I've always loved some good travel writing, but over the last few years I've become even more obsessive about that particular genre. I've read four good travel books in the last few months.
One of the classic travel narratives is Robert M. Pirsig's Zen and the Art of Motorcycle Maintenance, a book I read many times during my college years and shortly thereafter, but which I haven't revisited since a re-read seven or eight years ago. I didn't become disillusioned with the book or lose my admiration for it (or for its less-read sequel, Lila), but my interests in such philosophical inquiry subsided greatly as I left school and entered the world where I needed to work and learn other things that became more interesting over time. But Pirsig's book has lingered in my mind ever since I read it.
That book uses the framing device of a motorcycle journey from Minnesota to California on which to hang a series of philosophical inquiries into the nature of "Quality", and other issues along the same line, such as "morals". (Lila would likewise use a journey as an umbrella motif for philosophical discussion, this time a boat traveling down the Hudson River.) I am less equipped now than I used to be with regard to evaluating Pirsig's philosophical claims, although I will note that they resonated deeply with me at the time I encountered them and for several years afterward.
Some months ago I spotted a book at Barnes&Noble, called Zen and Now: On the Trail of Robert Pirsig and the Art of Motorcycle Maintenance, by Mark Richardson. This work recounts the experiences of the author as he ventures out on a motorcycle of his own to follow the same route, as closely as he can, that Pirsig himself took in the famed earlier book. Richardson's book isn't the same kind of philosophical exploration that the original ZMM is; it's rather a meditation on Pirsig's life and the way he came to write his book, and the way that the solitude of such a journey can lead one to introspection. I found it a fascinating book, although as travel writing in itself it's less interesting than it is in its reference to the book that inspired it. Thus I suspect that the degree to which Zen and Now would be rewarding to a reader would depend greatly on that reader's familiarity with ZMM in the first place. But there's a small danger there, as well, for such readers. Zen and Now is not a new author's exploration of the philosophical notions explored by Pirsig in his two books, and readers familiar with ZMM who come to this book for more will, instead, find themselves traveling land they are already deeply familiar with, alongside someone who isn't.
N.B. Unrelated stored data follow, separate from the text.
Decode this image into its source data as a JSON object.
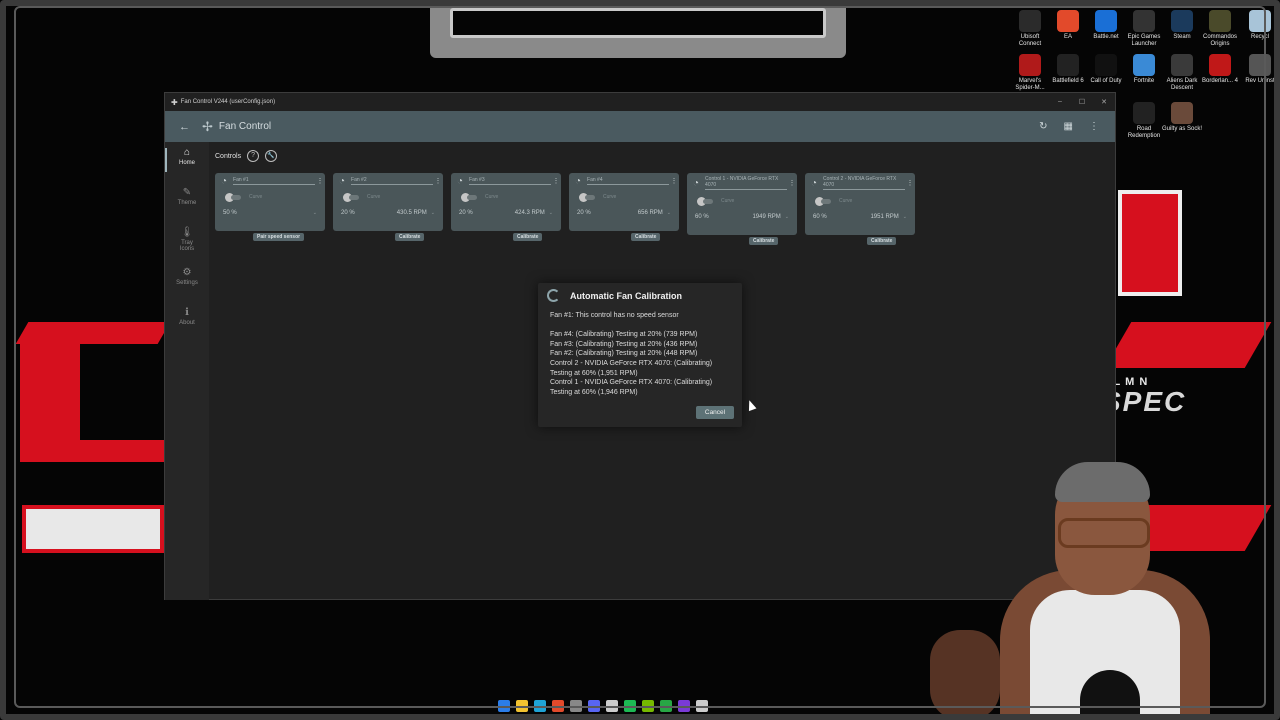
{
  "window": {
    "title": "Fan Control V244 (userConfig.json)",
    "minimize": "–",
    "maximize": "☐",
    "close": "✕"
  },
  "header": {
    "back": "←",
    "app_name": "Fan Control",
    "refresh": "↻",
    "layout": "▦",
    "more": "⋮"
  },
  "sidebar": {
    "items": [
      {
        "icon": "⌂",
        "label": "Home"
      },
      {
        "icon": "✎",
        "label": "Theme"
      },
      {
        "icon": "🌡",
        "label": "Tray Icons"
      },
      {
        "icon": "⚙",
        "label": "Settings"
      },
      {
        "icon": "ℹ",
        "label": "About"
      }
    ]
  },
  "controls": {
    "title": "Controls",
    "help_icon": "?",
    "wrench_icon": "🔧",
    "cards": [
      {
        "name": "Fan #1",
        "toggle": "Curve",
        "percent": "50 %",
        "rpm": "",
        "button": "Pair speed sensor"
      },
      {
        "name": "Fan #2",
        "toggle": "Curve",
        "percent": "20 %",
        "rpm": "430.5 RPM",
        "button": "Calibrate"
      },
      {
        "name": "Fan #3",
        "toggle": "Curve",
        "percent": "20 %",
        "rpm": "424.3 RPM",
        "button": "Calibrate"
      },
      {
        "name": "Fan #4",
        "toggle": "Curve",
        "percent": "20 %",
        "rpm": "656 RPM",
        "button": "Calibrate"
      },
      {
        "name": "Control 1 - NVIDIA GeForce RTX 4070",
        "toggle": "Curve",
        "percent": "60 %",
        "rpm": "1949 RPM",
        "button": "Calibrate"
      },
      {
        "name": "Control 2 - NVIDIA GeForce RTX 4070",
        "toggle": "Curve",
        "percent": "60 %",
        "rpm": "1951 RPM",
        "button": "Calibrate"
      }
    ]
  },
  "dialog": {
    "title": "Automatic Fan Calibration",
    "lines": [
      "Fan #1: This control has no speed sensor",
      "",
      "Fan #4: (Calibrating) Testing at 20% (739 RPM)",
      "Fan #3: (Calibrating) Testing at 20% (436 RPM)",
      "Fan #2: (Calibrating) Testing at 20% (448 RPM)",
      "Control 2 - NVIDIA GeForce RTX 4070: (Calibrating)",
      "Testing at 60% (1,951 RPM)",
      "Control 1 - NVIDIA GeForce RTX 4070: (Calibrating)",
      "Testing at 60% (1,946 RPM)"
    ],
    "cancel": "Cancel"
  },
  "desktop_icons": [
    {
      "label": "Ubisoft Connect",
      "color": "#2b2b2b"
    },
    {
      "label": "EA",
      "color": "#e24a2b"
    },
    {
      "label": "Battle.net",
      "color": "#1a6fd6"
    },
    {
      "label": "Epic Games Launcher",
      "color": "#333333"
    },
    {
      "label": "Steam",
      "color": "#1b3a5c"
    },
    {
      "label": "Commandos Origins",
      "color": "#4a4a2a"
    },
    {
      "label": "Recycl",
      "color": "#a8c4d8"
    },
    {
      "label": "Marvel's Spider-M...",
      "color": "#b01a1a"
    },
    {
      "label": "Battlefield 6",
      "color": "#222222"
    },
    {
      "label": "Call of Duty",
      "color": "#111111"
    },
    {
      "label": "Fortnite",
      "color": "#3a8ad6"
    },
    {
      "label": "Aliens Dark Descent",
      "color": "#3a3a3a"
    },
    {
      "label": "Borderlan... 4",
      "color": "#c01818"
    },
    {
      "label": "Rev Uninst",
      "color": "#555555"
    },
    {
      "label": "Road Redemption",
      "color": "#222222"
    },
    {
      "label": "Guilty as Sock!",
      "color": "#6a4a3a"
    }
  ],
  "overlay_logo": {
    "top": "OL M N",
    "bottom": "SPEC"
  },
  "taskbar_colors": [
    "#2b7de9",
    "#f2c230",
    "#1fa3d6",
    "#e24a2b",
    "#888888",
    "#5865f2",
    "#cccccc",
    "#1db954",
    "#76b900",
    "#28a745",
    "#7a3ad6",
    "#cccccc"
  ]
}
On the opposite end of a travel book that delves into philosophical territory we have The Ridiculous Race, by Steve Hely and Vali Chandrasekaran, two teevee writers who decide to make a bet between them, with a very valuable boot of Scotch as the prize. The bet it simply this: leaving from Los Angeles, Hely will set out westward and Chandrasekaran will travel eastward, each one traveling around the world, but not using airplanes to do so. The first one to go all the way around the world, arriving back in LA, gets to drink the Scotch. One of the participants secures passage on cargo ships to cross the oceans; the other flies. So much for the rules, so really, there isn't a hell of a lot of suspense in this book. If you're looking for a comedy version of The Amazing Race, with a suspenseful run to the finish, this isn't it. But if you're looking for an entertainingly comic journey around the world, give it a look.
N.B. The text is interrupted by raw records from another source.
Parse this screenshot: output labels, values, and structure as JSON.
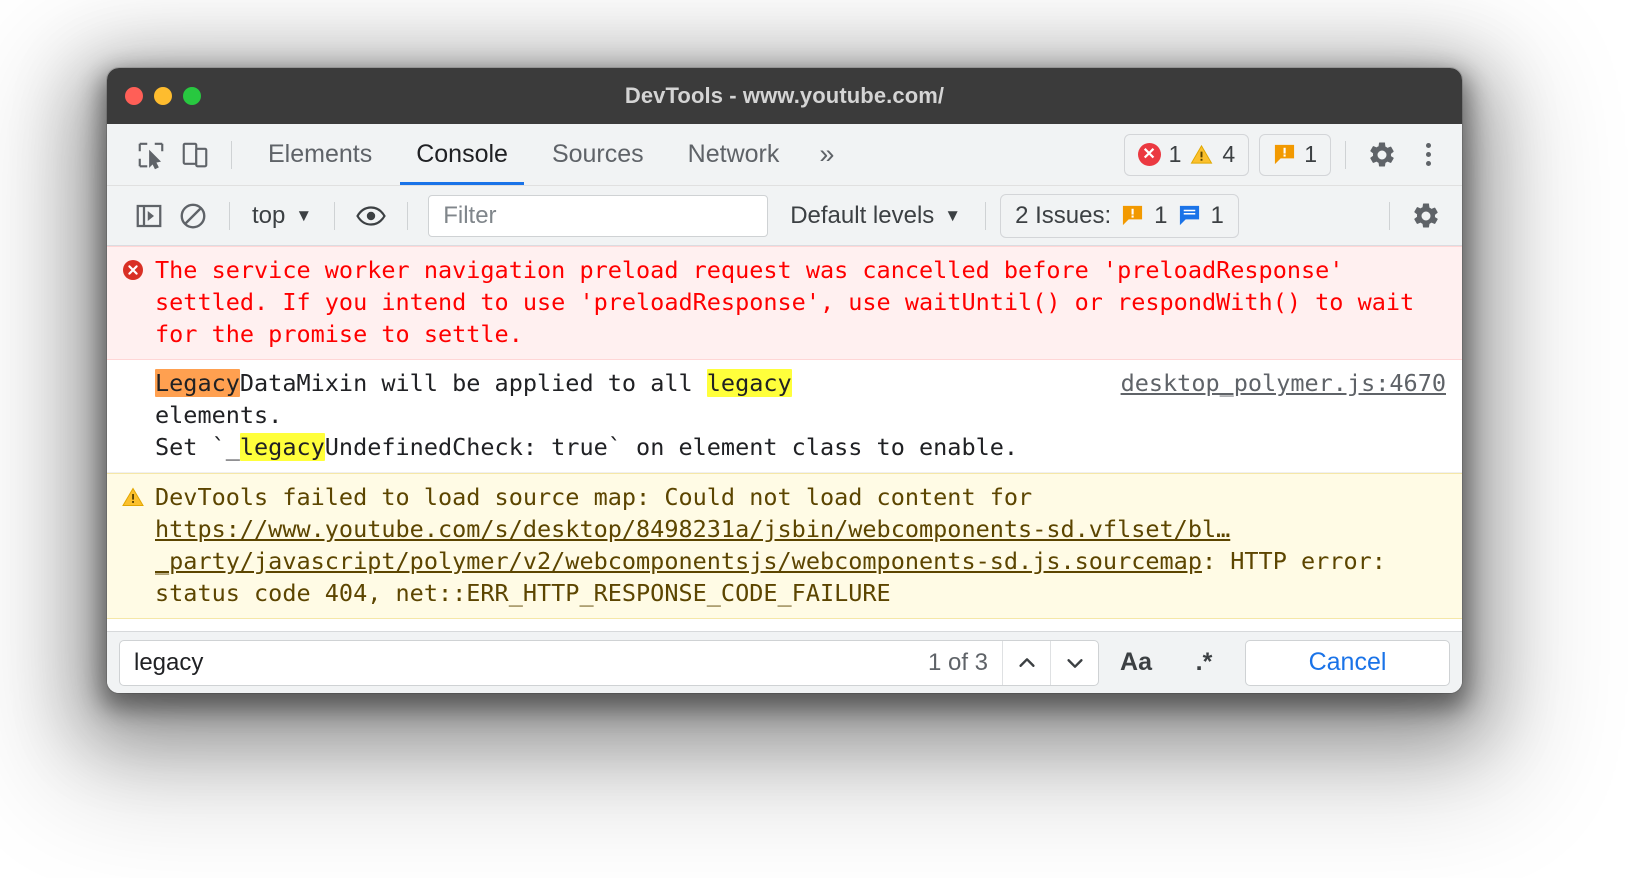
{
  "window": {
    "title": "DevTools - www.youtube.com/",
    "traffic_lights": [
      "close",
      "minimize",
      "zoom"
    ],
    "colors": {
      "close": "#ff5f57",
      "minimize": "#febc2e",
      "zoom": "#28c840",
      "titlebar_bg": "#3b3b3b",
      "accent_blue": "#1a73e8",
      "error_red": "#ff0000",
      "warn_amber": "#5c4500",
      "highlight_yellow": "#ffff3b",
      "highlight_active_orange": "#ffa050"
    }
  },
  "tabbar": {
    "inspect_icon": "inspect-cursor-icon",
    "device_icon": "device-toolbar-icon",
    "tabs": [
      {
        "label": "Elements",
        "active": false
      },
      {
        "label": "Console",
        "active": true
      },
      {
        "label": "Sources",
        "active": false
      },
      {
        "label": "Network",
        "active": false
      }
    ],
    "more_tabs": "»",
    "error_count": "1",
    "warning_count": "4",
    "issue_count": "1",
    "settings_icon": "gear-icon",
    "menu_icon": "kebab-menu-icon"
  },
  "console_toolbar": {
    "sidebar_icon": "console-sidebar-icon",
    "clear_icon": "clear-console-icon",
    "context_label": "top",
    "eye_icon": "live-expression-eye-icon",
    "filter_placeholder": "Filter",
    "filter_value": "",
    "levels_label": "Default levels",
    "issues_label": "2 Issues:",
    "issues_warning_count": "1",
    "issues_info_count": "1",
    "settings_icon": "console-settings-gear-icon"
  },
  "console_messages": [
    {
      "type": "error",
      "icon": "error-circle-icon",
      "text": "The service worker navigation preload request was cancelled before 'preloadResponse' settled. If you intend to use 'preloadResponse', use waitUntil() or respondWith() to wait for the promise to settle.",
      "source_link": ""
    },
    {
      "type": "log",
      "icon": "",
      "text_parts": [
        {
          "text": "Legacy",
          "highlight": "active"
        },
        {
          "text": "DataMixin will be applied to all ",
          "highlight": "none"
        },
        {
          "text": "legacy",
          "highlight": "match"
        },
        {
          "text": "\nelements.\nSet `_",
          "highlight": "none"
        },
        {
          "text": "legacy",
          "highlight": "match"
        },
        {
          "text": "UndefinedCheck: true` on element class to enable.",
          "highlight": "none"
        }
      ],
      "source_link": "desktop_polymer.js:4670"
    },
    {
      "type": "warning",
      "icon": "warning-triangle-icon",
      "prefix": "DevTools failed to load source map: Could not load content for ",
      "url": "https://www.youtube.com/s/desktop/8498231a/jsbin/webcomponents-sd.vflset/bl…_party/javascript/polymer/v2/webcomponentsjs/webcomponents-sd.js.sourcemap",
      "suffix": ": HTTP error: status code 404, net::ERR_HTTP_RESPONSE_CODE_FAILURE",
      "source_link": ""
    }
  ],
  "search_bar": {
    "query": "legacy",
    "match_status": "1 of 3",
    "prev_icon": "chevron-up-icon",
    "next_icon": "chevron-down-icon",
    "match_case_label": "Aa",
    "regex_label": ".*",
    "cancel_label": "Cancel"
  }
}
Finally, two books by one of my favorite writers, Bill Bryson: A Walk in the Woods and In a Sunburned Country. Bryson's writing always conveys to me a cheerful sense of curiosity and interest in his subject matter, even when he strays into darker material. These two books are perfect cases in point. A Walk in the Woods chronicles Bryson's attempt to thru-hike the Appalachian Trail ("thru-hiking" is hiking the trail in its entirety), at which he is not entirely successful but more than enthusiastic anyway. In a Sunburned Country is very similar in tone, with just the location changed: in that one, Bryson travels to Australia and goes pretty much everywhere of note in that country. Along the way in both books, Bryson shares with us a great deal of historical and biographical background of the locations he travels in and through, so that as we go, we learn a great deal about the Appalachian Trail and about Australia. That's what should happen in the best travel writing, in my view. (Even if In a Sunburned Country is a bit scary sometimes, as Bryson apparently takes great delight in the fact that Australia is a land that, for the unprepared, can be very lethal and be very quick about being very lethal. Seriously, there are parts of this book in which Bryson almost seems surprised that he didn't die in some extremely painful way during his trip. Heat stroke in the Outback, poisonous plants, getting snatched by a crocodile and disappearing into the water with nary a ripple, shark attack, getting pulled out to sea by rip currents – there's a lot of grisly death here.)